For POSITIVELY AWARE’s anti-stigma campaign, A Day with HIV, Nina Martinez submitted a picture of herself last year preparing to run a marathon. So, how did she do in the race?
“I finished,” she said, pausing before sheepishly adding, “My time was 6 hours, 34 minutes.”
Although she had previously run in half-marathons, raising money for youth-focused HIV prevention organizations, this was her first 26.219-mile race. “I clearly did not train enough for it,” the 33-year-old said. “Around mile 17, things started to hurt. When I started reaching my pain threshold, I just started reciting in my mind all the clinical pain I have overcome: This is no worse than having C diff [Clostridium difficile, a common cause of bacterial diarrhea among people living with HIV]. That’s how I talked myself through it.”
A different track
MARTINEZ AND her twin sister were born 12 weeks premature in San Jose, California. At the time, in the early 1980s, blood needed to be drawn frequently for lab tests. As a result, both Martinez and her sister developed anemia, requiring blood transfusions. Six weeks after she had been born, Martinez became HIV-positive through a transfusion. (Her sister was being treated in a different hospital and does not have HIV.) “I don’t want any other child to go through what I went through,” Martinez said. It’s that desire to protect and educate others that propelled her to work in public health, focusing on HIV and sexually transmitted infections.
It wasn’t until she was eight years old, however, that Martinez was diagnosed with HIV.
“At that age, you don’t even know what HIV is,” she said. “Being the only person in your family who has HIV is a very isolating experience.” HIV isolated Martinez even from her twin sister.

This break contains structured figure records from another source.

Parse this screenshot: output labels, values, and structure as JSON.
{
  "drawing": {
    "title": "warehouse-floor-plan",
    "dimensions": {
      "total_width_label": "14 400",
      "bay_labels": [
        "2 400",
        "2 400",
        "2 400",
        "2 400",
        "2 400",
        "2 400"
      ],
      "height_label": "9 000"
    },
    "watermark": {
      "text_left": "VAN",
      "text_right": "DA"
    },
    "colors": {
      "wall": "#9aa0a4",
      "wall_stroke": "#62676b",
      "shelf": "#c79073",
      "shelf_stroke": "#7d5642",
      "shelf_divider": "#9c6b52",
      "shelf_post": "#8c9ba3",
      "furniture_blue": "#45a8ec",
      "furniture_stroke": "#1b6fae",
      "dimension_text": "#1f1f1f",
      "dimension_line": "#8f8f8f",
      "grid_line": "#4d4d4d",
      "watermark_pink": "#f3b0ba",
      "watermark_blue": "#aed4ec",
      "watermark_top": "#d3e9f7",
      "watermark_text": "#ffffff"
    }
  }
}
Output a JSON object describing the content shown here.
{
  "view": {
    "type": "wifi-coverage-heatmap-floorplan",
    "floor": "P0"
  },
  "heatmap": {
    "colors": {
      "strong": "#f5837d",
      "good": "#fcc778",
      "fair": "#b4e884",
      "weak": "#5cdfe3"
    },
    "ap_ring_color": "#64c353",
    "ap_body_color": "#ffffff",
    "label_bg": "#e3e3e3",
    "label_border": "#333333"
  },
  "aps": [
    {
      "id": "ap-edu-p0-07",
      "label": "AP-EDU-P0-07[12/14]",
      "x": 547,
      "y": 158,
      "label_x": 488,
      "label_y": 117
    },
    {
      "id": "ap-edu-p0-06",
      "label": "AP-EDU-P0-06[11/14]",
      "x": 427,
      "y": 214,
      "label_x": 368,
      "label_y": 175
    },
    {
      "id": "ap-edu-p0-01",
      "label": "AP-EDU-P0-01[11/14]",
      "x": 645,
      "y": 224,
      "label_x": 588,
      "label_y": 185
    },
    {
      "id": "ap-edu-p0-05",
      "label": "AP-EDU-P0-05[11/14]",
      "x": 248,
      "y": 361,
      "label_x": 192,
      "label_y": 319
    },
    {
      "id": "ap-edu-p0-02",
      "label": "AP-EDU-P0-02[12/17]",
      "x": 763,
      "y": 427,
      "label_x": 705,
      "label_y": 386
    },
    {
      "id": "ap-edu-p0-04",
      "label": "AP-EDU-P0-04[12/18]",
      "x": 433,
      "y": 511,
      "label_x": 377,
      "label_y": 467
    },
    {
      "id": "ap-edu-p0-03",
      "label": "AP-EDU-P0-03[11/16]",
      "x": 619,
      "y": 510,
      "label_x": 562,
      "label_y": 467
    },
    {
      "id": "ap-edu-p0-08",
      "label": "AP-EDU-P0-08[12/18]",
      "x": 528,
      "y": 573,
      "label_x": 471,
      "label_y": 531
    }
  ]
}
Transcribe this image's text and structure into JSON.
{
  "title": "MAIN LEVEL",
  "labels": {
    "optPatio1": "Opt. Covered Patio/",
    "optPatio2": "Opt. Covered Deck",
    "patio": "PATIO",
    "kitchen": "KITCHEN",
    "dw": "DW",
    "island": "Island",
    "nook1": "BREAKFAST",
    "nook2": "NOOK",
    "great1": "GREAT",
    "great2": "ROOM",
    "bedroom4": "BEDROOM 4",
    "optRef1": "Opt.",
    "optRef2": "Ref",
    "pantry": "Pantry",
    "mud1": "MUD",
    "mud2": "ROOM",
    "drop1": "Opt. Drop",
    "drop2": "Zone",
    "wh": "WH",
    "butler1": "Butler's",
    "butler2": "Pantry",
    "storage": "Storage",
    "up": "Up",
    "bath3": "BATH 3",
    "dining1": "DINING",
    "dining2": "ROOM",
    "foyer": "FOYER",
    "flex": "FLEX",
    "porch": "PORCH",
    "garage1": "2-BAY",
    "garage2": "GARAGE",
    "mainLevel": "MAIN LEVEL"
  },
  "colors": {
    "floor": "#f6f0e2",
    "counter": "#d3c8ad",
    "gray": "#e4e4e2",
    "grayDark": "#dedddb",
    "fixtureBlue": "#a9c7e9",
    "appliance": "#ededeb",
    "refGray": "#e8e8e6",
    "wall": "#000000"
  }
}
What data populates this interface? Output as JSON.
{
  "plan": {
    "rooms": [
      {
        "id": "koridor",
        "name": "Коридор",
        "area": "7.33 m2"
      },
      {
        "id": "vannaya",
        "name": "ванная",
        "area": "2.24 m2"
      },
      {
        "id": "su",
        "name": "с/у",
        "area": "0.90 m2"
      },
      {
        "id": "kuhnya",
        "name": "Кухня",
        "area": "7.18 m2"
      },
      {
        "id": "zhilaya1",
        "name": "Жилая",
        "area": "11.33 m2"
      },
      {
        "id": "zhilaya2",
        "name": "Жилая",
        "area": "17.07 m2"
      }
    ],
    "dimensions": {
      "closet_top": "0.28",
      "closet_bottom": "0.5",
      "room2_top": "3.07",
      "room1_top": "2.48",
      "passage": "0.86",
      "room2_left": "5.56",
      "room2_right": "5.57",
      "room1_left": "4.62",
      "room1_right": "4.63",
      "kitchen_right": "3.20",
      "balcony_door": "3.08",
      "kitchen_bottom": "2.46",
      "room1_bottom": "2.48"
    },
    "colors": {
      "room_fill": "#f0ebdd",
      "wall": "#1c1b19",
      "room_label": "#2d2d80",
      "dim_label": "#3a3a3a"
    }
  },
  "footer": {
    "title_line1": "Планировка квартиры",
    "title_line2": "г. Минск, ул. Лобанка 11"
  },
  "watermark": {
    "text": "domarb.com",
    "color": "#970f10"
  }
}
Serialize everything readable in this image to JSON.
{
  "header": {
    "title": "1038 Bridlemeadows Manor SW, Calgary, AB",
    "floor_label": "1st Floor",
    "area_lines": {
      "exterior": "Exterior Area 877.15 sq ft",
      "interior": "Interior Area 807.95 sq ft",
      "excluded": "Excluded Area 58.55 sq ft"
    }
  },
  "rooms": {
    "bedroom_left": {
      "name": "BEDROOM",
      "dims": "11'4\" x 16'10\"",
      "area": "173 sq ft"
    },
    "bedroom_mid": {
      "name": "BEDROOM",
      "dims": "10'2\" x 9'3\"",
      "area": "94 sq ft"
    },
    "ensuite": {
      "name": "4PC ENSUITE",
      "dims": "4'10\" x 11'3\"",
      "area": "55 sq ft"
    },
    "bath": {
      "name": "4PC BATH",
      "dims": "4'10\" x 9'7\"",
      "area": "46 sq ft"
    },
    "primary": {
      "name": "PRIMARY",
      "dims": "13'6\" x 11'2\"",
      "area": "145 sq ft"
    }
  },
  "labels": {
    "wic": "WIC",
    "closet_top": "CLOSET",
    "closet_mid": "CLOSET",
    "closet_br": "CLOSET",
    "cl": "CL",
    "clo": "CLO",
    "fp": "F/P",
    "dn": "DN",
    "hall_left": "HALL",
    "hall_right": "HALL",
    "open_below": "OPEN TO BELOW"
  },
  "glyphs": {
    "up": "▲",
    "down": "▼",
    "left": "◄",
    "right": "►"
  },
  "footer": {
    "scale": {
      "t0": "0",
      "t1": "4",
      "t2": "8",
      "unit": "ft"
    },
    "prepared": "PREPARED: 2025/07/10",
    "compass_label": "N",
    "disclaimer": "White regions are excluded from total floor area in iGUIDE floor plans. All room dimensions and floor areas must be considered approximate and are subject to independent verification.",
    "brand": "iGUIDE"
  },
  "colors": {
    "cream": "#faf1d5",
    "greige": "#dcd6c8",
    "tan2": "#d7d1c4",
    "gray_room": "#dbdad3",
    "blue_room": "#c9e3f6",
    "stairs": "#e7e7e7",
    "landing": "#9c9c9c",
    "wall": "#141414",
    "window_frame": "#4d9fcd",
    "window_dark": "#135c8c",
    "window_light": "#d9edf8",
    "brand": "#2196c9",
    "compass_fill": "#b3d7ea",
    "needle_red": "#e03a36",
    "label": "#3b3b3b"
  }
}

“It’s even more difficult when you have a sibling with whom you’re supposed to have a lot in common, but she didn’t have to grow up with what I grew up with,” Martinez said. “In many ways, [my sister] was reflective of the life I could’ve had. That was difficult for me to accept. My life could have been different—not only because of the virus, and because of having to take a number of medications, but because of stigma.
“Certain things are just not talked about,” Martinez said. “A lot of the communication—or lack of communication—about HIV in my family was driven by Latin culture. Saving face is a very Latin thing, but I think there would be a lot less stumbling around in life if people just talked about things. Even if you don’t know what to say, just the fact that you’re trying can do so much. You can’t know what the right thing to say is if you don’t say anything at all.
“I didn’t have the opportunity to process any feelings about being HIV-positive because it was just never brought up,” she said. “Since I wasn’t sick, my family felt there wasn’t the need to talk about it.”
Stigma and racism
MARTINEZ LEFT HOME for Washington, D.C. to pursue a college education, which she completed in 2005. Being a Latina living with HIV, she sees a connection between stigma and racism.
“I knew had a clinical understanding of HIV, but it wasn’t until I moved to Atlanta that I started to learn about other HIV-related issues such as HIV criminalization, and how that’s a form of stigma, and the role that race plays in HIV prevention and treatment,” she said. “I’m certainly more aware of many forms of stigma, and it hurts me. I have friends who are gay and HIV-positive, and it saddens me that people look down upon my friends just because of who they love, or their HIV status. Homophobia and racism—these are things that I did not grow up with.”
Martinez recalled her first encounter with racism, aboard a city bus soon after she had moved to Atlanta to pursue graudate work in public health.
“Someone asked me where I was from,” Martinez said. “For military kids, that question is complicated to answer. My father was in the Navy; we moved to eight cities while I was growing up. I mentioned I had just moved from Washington, D.C. The gentlemen said, ‘No, where are you from?’ I thought that was weird. He then asked, ‘Where were you born?’ I told him, California. But he persisted. ‘No,’ he said, ‘where’s your mom’s family from?’ Texas, I answered. ‘Where’s your dad’s family from?’ he asked me. New Mexico, I said. I was confused where this was going. And then his son piped in, ‘You’re not answering his question! You’ve got some Mexican in you, don’t you?’ That was my first overt experience with racism.”
Since then, Martinez’ education efforts have focused on addressing stigma and racism. “A lot of conversations these days are centered on race,” she said. “How does race play into your everyday interactions? How does race make it easier or more difficult to do this, that, or the other thing? You could replace ‘race’ with ‘HIV’ and still have the same sort of conversation.”
A Day with HIV
MARTINEZ SEES A Day with HIV as another way to educate while combating stigma. “A Day with HIV is different because it gives a glimpse of what life with HIV is, or can be, beyond the bottles of pills,” she said. “What it does is allow people to shine a light on any particular moment of their lives beyond HIV. Most of the pictures that are submitted have nothing to do with pill bottles. A Day with HIV tells people that our days with HIV look much like yours. It sends the message that you can still live your life and still do the things you had planned on doing. That can make a big difference to someone who is scared of getting tested or of getting into treatment.”